Removing my teacher hat and simply being my child’s momma, we have seen every possible specialist with the hopes of finding a definitive diagnosis. We have logged hours in clinics and hospitals, in the car travelling great distances to talk to the “best of the best”, and in the library reading every possible article and study on raising a child with chronic illness. Often we shared these studies with her school, in the hopes of helping others to understand how debilitating chronic illness is. Some times our efforts seemed to be in vain, when it was suggested that
- These hives are all in her head.
- Pretty sure this is a sign of anxiety. (She does NOT have anxiety. Trust me, among the myriad of doctors, we checked and double-checked.)
- She is doing this for attention.
Short of “appalled” and “righteous indignation”, I have no other words for these suggestions. I will be honest. I have cried more tears than I knew possible; many of those tears wept while lying in my bed grieving my child’s journey. No momma dreams of her child having a debilitating, chronic illness. While some call me “strong”, they might be shocked to learn there are definitely things that sentence me to my bed because life is simply that overwhelming. Yet somehow in those painful moments quietly tucked under the covers, my eyes are drawn to a God who I know loves us and my sweet girl more than I ever could.

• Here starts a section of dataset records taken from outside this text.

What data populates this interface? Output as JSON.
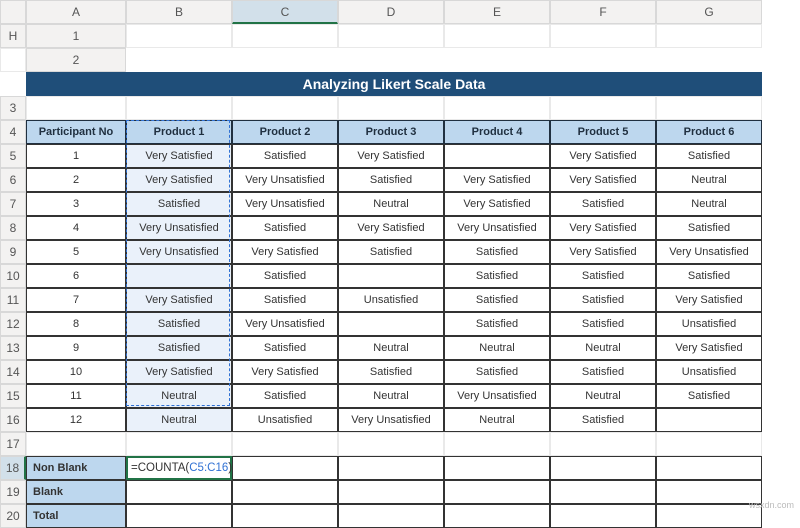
{
  "columns": [
    "A",
    "B",
    "C",
    "D",
    "E",
    "F",
    "G",
    "H"
  ],
  "rows": [
    "1",
    "2",
    "3",
    "4",
    "5",
    "6",
    "7",
    "8",
    "9",
    "10",
    "11",
    "12",
    "13",
    "14",
    "15",
    "16",
    "17",
    "18",
    "19",
    "20"
  ],
  "title": "Analyzing Likert Scale Data",
  "headers": [
    "Participant No",
    "Product 1",
    "Product 2",
    "Product 3",
    "Product 4",
    "Product 5",
    "Product 6"
  ],
  "data": [
    [
      "1",
      "Very Satisfied",
      "Satisfied",
      "Very Satisfied",
      "",
      "Very Satisfied",
      "Satisfied"
    ],
    [
      "2",
      "Very Satisfied",
      "Very Unsatisfied",
      "Satisfied",
      "Very Satisfied",
      "Very Satisfied",
      "Neutral"
    ],
    [
      "3",
      "Satisfied",
      "Very Unsatisfied",
      "Neutral",
      "Very Satisfied",
      "Satisfied",
      "Neutral"
    ],
    [
      "4",
      "Very Unsatisfied",
      "Satisfied",
      "Very Satisfied",
      "Very Unsatisfied",
      "Very Satisfied",
      "Satisfied"
    ],
    [
      "5",
      "Very Unsatisfied",
      "Very Satisfied",
      "Satisfied",
      "Satisfied",
      "Very Satisfied",
      "Very Unsatisfied"
    ],
    [
      "6",
      "",
      "Satisfied",
      "",
      "Satisfied",
      "Satisfied",
      "Satisfied"
    ],
    [
      "7",
      "Very Satisfied",
      "Satisfied",
      "Unsatisfied",
      "Satisfied",
      "Satisfied",
      "Very Satisfied"
    ],
    [
      "8",
      "Satisfied",
      "Very Unsatisfied",
      "",
      "Satisfied",
      "Satisfied",
      "Unsatisfied"
    ],
    [
      "9",
      "Satisfied",
      "Satisfied",
      "Neutral",
      "Neutral",
      "Neutral",
      "Very Satisfied"
    ],
    [
      "10",
      "Very Satisfied",
      "Very Satisfied",
      "Satisfied",
      "Satisfied",
      "Satisfied",
      "Unsatisfied"
    ],
    [
      "11",
      "Neutral",
      "Satisfied",
      "Neutral",
      "Very Unsatisfied",
      "Neutral",
      "Satisfied"
    ],
    [
      "12",
      "Neutral",
      "Unsatisfied",
      "Very Unsatisfied",
      "Neutral",
      "Satisfied",
      ""
    ]
  ],
  "summary": [
    "Non Blank",
    "Blank",
    "Total"
  ],
  "formula_prefix": "=COUNTA(",
  "formula_ref": "C5:C16",
  "formula_suffix": ")",
  "watermark": "wsxdn.com",
  "selected_col": "C",
  "selected_row": "18"
}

During these times, He reminds me there are the teachers and school nurses whose hearts have been broken and who try to understand what our girl is going through. There are also doctors who look your sweet child in the eye and say, “I believe I know what you have. No more pokes and prods. No more journals. And while there isn’t a cure, there is a treatment for which I think you would be an ideal candidate.” Even more so, this amazing physician held my child’s hands and lovingly reassured her that she would no longer slip through the cracks and told her emphatically “No! None of this is in your head.” and cried with her.
I have learned many lessons through this saga, and as the treatments continue (Praise the Lord successfully so far!), I am sure there will be others to learn. Throughout my career, I have always tried to err on the side of compassion, but for the times I failed, I am truly sorry. For my students of the past, present and future: I can only offer that today because our struggles, I am a better person for it. So when you come to my classroom or office, just know I will listen and together we will make a plan for you to be successful. For every educator – no scratch that – for every human being: ask God to show you the sufferings of others and how you can be a shining light in the midst of their storms. For all the mommas who have children with illnesses seen and unseen, who search for answers even when they aren’t the ones wanted, who have shed tears and have lost sleep, and who have had to explain their child’s illness over and over, just know you hold a special place in my heart and more importantly in my prayers.
For you sweet mommas, I have two words: Warrior On!